Talk #3: Relationship between Children’s Intuitive Theory and Learning Preference

Jinjing Jenny Wang, Ph.D.

Rutgers University - New Brunswick


Children, much like scientists, try to make sense of the world beyond mere facts. Decades of work has revealed “theory-like” representations of causal relationships in young children. These “intuitive theories” develop over time and play an important role in children’s construction of knowledge about how the world works. How do differences in children’s developing intuitive theories impact what they want to learn about? In a series of studies, we examined the relationship between preschool children’s intuitive theory level in various domains and their domain-specific learning preferences. 

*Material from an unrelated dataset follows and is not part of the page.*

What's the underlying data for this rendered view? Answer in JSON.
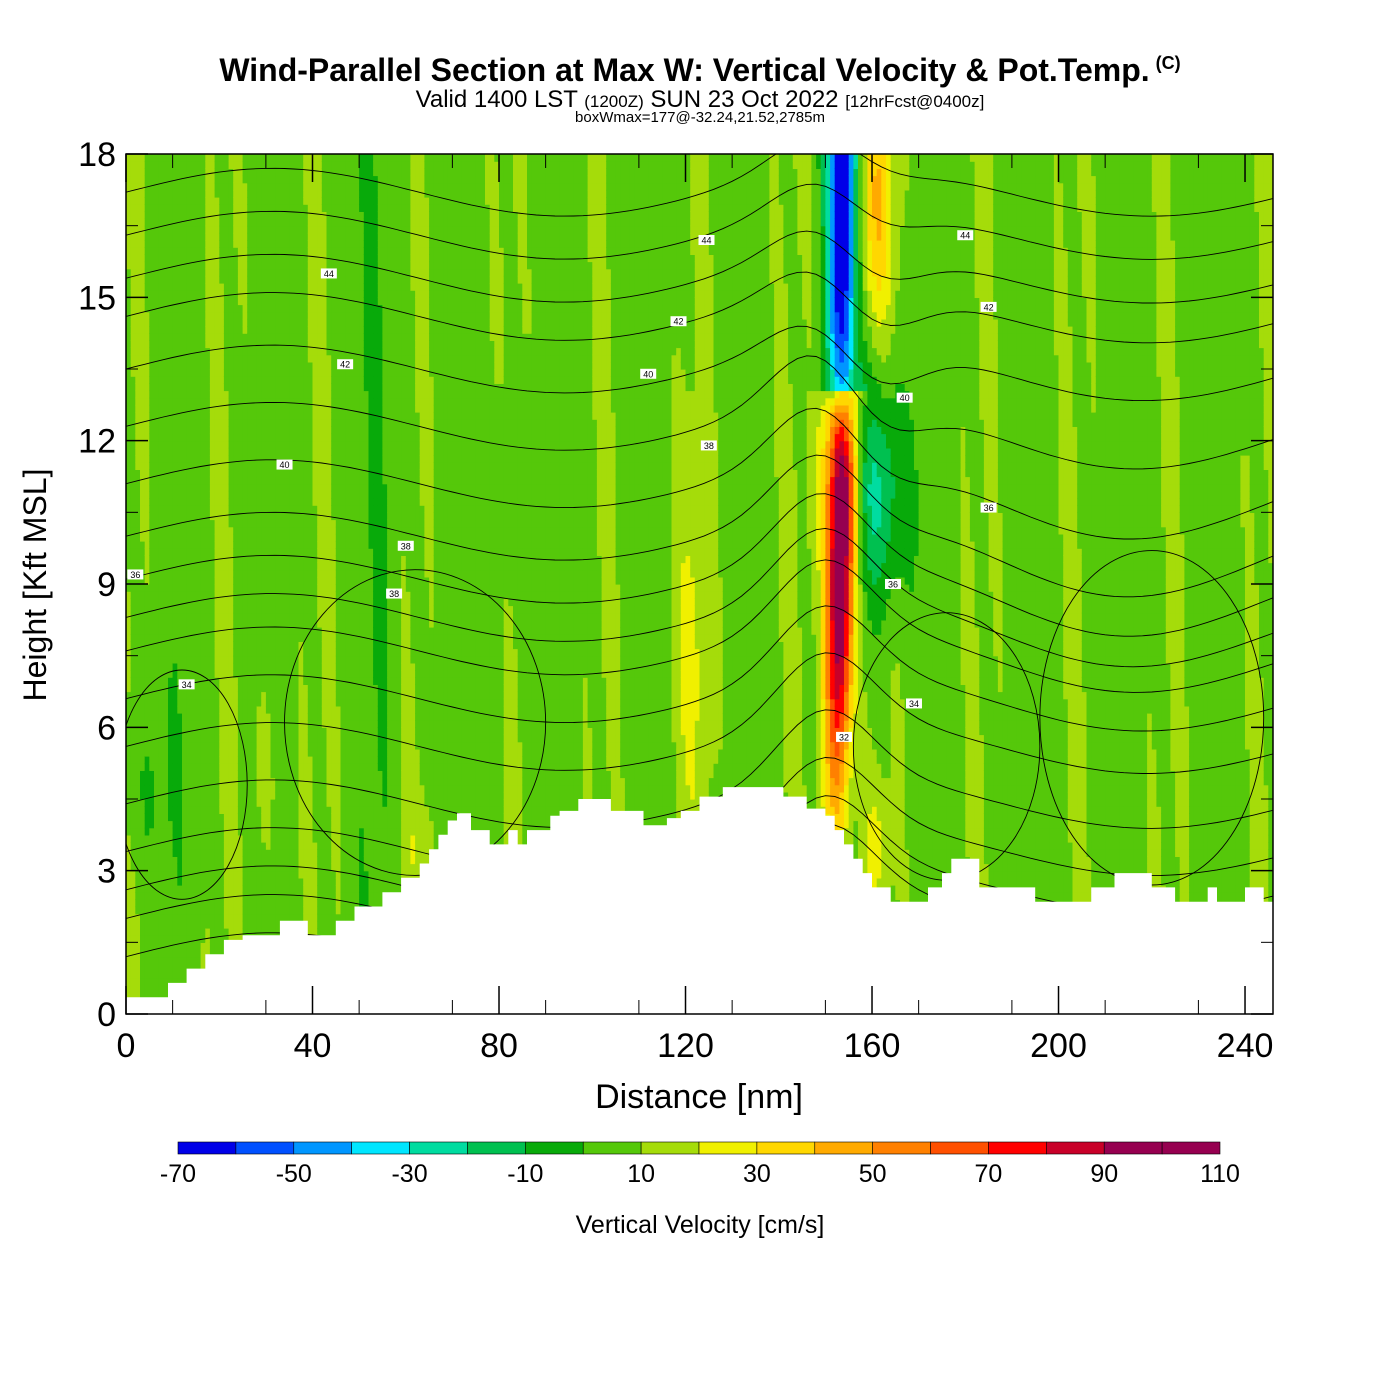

Talk #4: Intuitive Sociology

Kristin Shutts, Ph.D.

University of Wisconsin – Madison


In recent years, there has been an explosion of research focused on how children make sense of the structure of their society—in particular, how they represent and reason about social groups. In this presentation, I will review and synthesize this body of work, and suggest that intuitive sociology consists of three core phenomena: (the identification of relevant 

groups and their attributes); social value (the worth of different groups); and social norms (shared expectations for how groups ought to be). After articulating each component, I will consider transitions from intuitive to reflective representations, and then articulate future directions for advancing our understanding of intuitive sociology.